Executive Summary:
This project reports the results of an experimental study conducted to demonstrate the feasibility and
capability of magnetorheological (MR) dampers commanded by a decentralized control algorithm for
seismic control of nonlinear civil structures considering soil-structure interaction (SSI). A two-story
reinforced concrete (RC) frame resting in a laminar soil container is employed as the test specimen, and
two MR dampers equipped in the first story are used to mitigate the response of this frame subjected to
various intensity seismic excitations. A hyperbolic tangent function is used to represent the hysteretic
behavior of the MR damper and a decentralized control approach for commanding MR dampers is
proposed and implemented in the shaking table tests. Only the response of the first story is feedback for
control command calculation of the MR dampers. The results indicate that the MR damper can effectively
reduce the response of the soil-structure system, even when the soil-structure system presents complex
nonlinear hysteretic behavior. The robustness of the proposed decentralized control algorithm is
validated through the shaking table tests on the soil-structure system with large uncertainty. The most
interesting findings in this project are that MR dampers not only mitigate the superstructure response,
but also reduce the soil response, pile response and earth pressure on the pile foundation.

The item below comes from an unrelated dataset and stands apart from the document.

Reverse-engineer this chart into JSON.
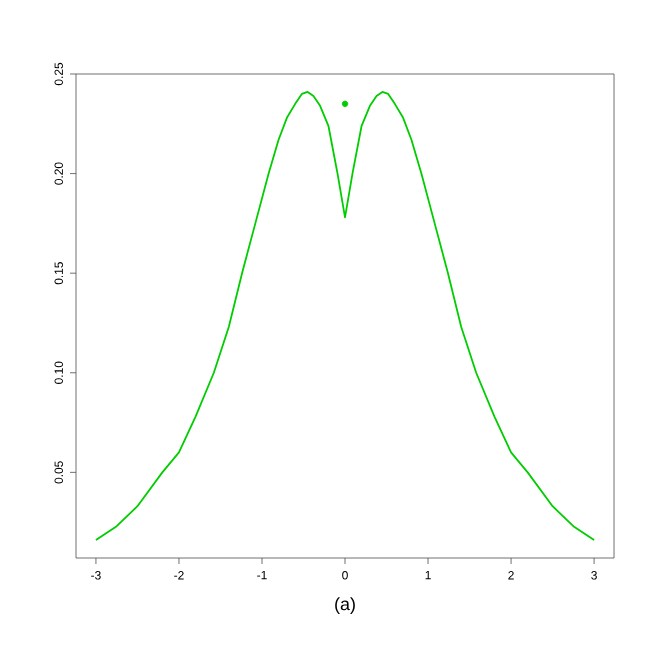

A two-story, single-bay, reinforced concrete (RC) frame is employed as the specimen in this study.
Experimental investigations are performed in the Structure Laboratory at the Institute of Engineering
Mechanics (IEM), China Earthquake Administration. The test structure used in this experiment as shown
in figure 1 is a two-story reinforced concrete frame. A laminar container aimed at simulating free
field boundary conditions of the soil deposit is shown in figures 1 and 2. The pile foundation designed for
this study is composed of an RC pile cap and four RC piles. The pile cap is designed to have sufficient
rigidity, with 2.0 m × 2.0 m in plan and 0.15 m in thickness. The mass of the pile cap is 1.5 ton. The piles
have the same cross section as the columns of the superstructure. Two MR dampers are incorporated
into the first story of the structure in two bays. The load cells and linear variable differential transformers
(LVDT) are installed to respectively measure the damper force and damper deformation, as shown in
figures 1 and 2. The box is comprised of 15 rectangular steel rings. Linear roller bearings are arranged
between rings to permit relative movement in the longitudinal direction with minimal friction.
The drifts of the structure and control force under the high level input are shown in figure 8. These
results show that the control force of semi-active control is quite the same as that of passive-on
control, resulting in a similar reduction in structural response, as listed in table 2. In the high PGA case,
the reduction achieved by the semi-active control is better than other PGA cases on both displacement
responses and acceleration responses; the drifts of pile cap and superstructure are all reduced over
50% and all their accelerations are smaller than those without control; and as shown in table 2, the
uncontrolled structure undergoes remarkable damage. Focusing attention on the magnitude of the
control force, it can be observed that the maximum control force of passive-off control is only 200 N in
contrast to 900 N for both semi-active control and passive-on control. Therefore, the passive-off control
cannot achieve the high reduction as the passive-on control and semi-active control do.
Figure 1. Photo of the test set-up on the IEM shaking table and the detailed design results of the frame: (a) top view, (b) front view
Figure 2. Schematic diagram of the control test set-up.
Through shaking table tests of a two-story RC frame resting in a laminar soil container, the feasibility,
capability and robustness of the MR damper commanded by the decentralized control methodology have
been validated. Nonlinear behavior of the test RC structures is treated as an unknown nonlinear term and
the soil-structure interaction is treated as an additional external excitation in this control strategy. For
all selected PGA levels, the mitigation in response achieved by both semi- active control and passive-on
control is quite similar in this experiment. In contrast, the control effectiveness of passive- off control is
slight, especially at the low PGA and medium PGA cases. In the high PGA case, the MR damper with semiactive control and passive-on control can well prevent the structure from severe damage and the
reduction achieved by the MR dampers is remarkable. In addition, both superstructure response and soil
response can be mitigated by the MR dampers. The mitigation in soil response can decrease the earth
pressure, i.e. the input to the superstructure.